Deux projets routiers suscitent depuis des années de fortes oppositions : la déviation de Beynac, en Dordogne, et le projet d’aménagement de l’A154 en Eure-et-Loir.

Dans les deux cas, les critiques portent sur les mêmes enjeux : atteintes aux paysages, destruction d’espaces naturels et agricoles, artificialisation des sols, impact sur le patrimoine et le cadre de vie.

La déviation de Beynac : un projet ancien et controversé

Le projet de déviation de Beynac remonte aux années 1970. Il a été initié par le père de l’actuel président du Conseil départemental de la Dordogne, alors élu local, avec l’objectif de contourner le village classé et de réorganiser les flux touristiques dans la vallée.

Ce projet, relancé et soutenu depuis par les autorités départementales, concerne un site exceptionnel : la vallée de la Dordogne, classée et reconnue pour sa valeur paysagère et patrimoniale.

Ses opposants dénoncent un impact irréversible sur l’environnement et le tourisme. Un premier projet a d’ailleurs été annulé par le Conseil d’État, avant qu’une nouvelle version ne soit relancée.

L’A154 : un projet destructeur en Eure-et-Loir

L’aménagement de l’A154, entre Dreux et Chartres, prévoit la transformation d’un axe gratuit en autoroute payante concédée.

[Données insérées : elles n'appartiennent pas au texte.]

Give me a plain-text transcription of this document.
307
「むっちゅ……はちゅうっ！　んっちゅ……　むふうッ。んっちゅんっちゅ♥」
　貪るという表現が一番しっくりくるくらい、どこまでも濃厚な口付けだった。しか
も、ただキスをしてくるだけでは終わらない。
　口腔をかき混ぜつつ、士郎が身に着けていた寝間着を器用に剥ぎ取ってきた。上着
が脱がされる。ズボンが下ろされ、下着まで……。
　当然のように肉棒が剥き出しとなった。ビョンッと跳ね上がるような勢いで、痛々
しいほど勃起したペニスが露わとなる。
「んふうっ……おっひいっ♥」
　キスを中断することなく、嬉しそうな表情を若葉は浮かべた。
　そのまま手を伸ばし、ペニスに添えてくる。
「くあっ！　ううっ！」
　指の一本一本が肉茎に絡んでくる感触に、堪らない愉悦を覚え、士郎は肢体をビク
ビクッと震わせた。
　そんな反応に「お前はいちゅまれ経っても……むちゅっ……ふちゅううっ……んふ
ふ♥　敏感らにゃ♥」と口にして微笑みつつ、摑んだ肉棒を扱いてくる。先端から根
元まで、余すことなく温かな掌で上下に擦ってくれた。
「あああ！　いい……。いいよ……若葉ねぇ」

Ce projet impliquerait la destruction de centaines d’hectares de terres agricoles, de zones boisées et la construction de dizaines de kilomètres de nouvelles infrastructures.

Associations, riverains et élus locaux dénoncent un projet coûteux, écologiquement destructeur et économiquement discutable, soutenu par le Conseil départemental.

Une contradiction politique assumée ?

Un sénateur d’Eure-et-Loir est directement impliqué dans ces deux dossiers.

En Eure-et-Loir, il soutient activement l’A154, au nom du développement et de la compétitivité du territoire.

En Dordogne, où il possède des attaches personnelles, il s’oppose à la déviation de Beynac, au nom de la protection des paysages et du patrimoine.

Dans le même temps, ce projet de Beynac est porté localement par une logique familiale ancienne, initiée par le père de l’actuel président du Conseil départemental, et poursuivie aujourd’hui.

Une question de cohérence et d’exemplarité

Comment défendre la protection des paysages en Dordogne tout en soutenant un projet qui détruit terres agricoles et milieux naturels en Eure-et-Loir ?

Comment justifier qu’un projet ancien, aux origines personnelles et familiales, soit relancé malgré les décisions de justice, tandis que les oppositions locales sont ignorées ailleurs ?

Ces dossiers posent une vraie question de cohérence politique, d’exemplarité des élus et de respect des territoires.

L’aménagement ne peut pas se faire à géométrie variable. Il doit reposer sur les mêmes principes partout : protection de l’environnement, respect des habitants, transparence et intérêt général.

Enfin, il est intéressant de rappeler que les deux Conseils départementaux concernés sont dirigés par des responsables appartenant, en théorie, à des camps politiques opposés — l’un classé à droite (LR), l’autre à gauche (socialiste) — montrant que, sur ces grands projets, les clivages partisans s’effacent souvent au profit d’intérêts locaux et de logiques de pouvoir ... et des dépenses inconsidérées alors que la dette de notre pays s'envole.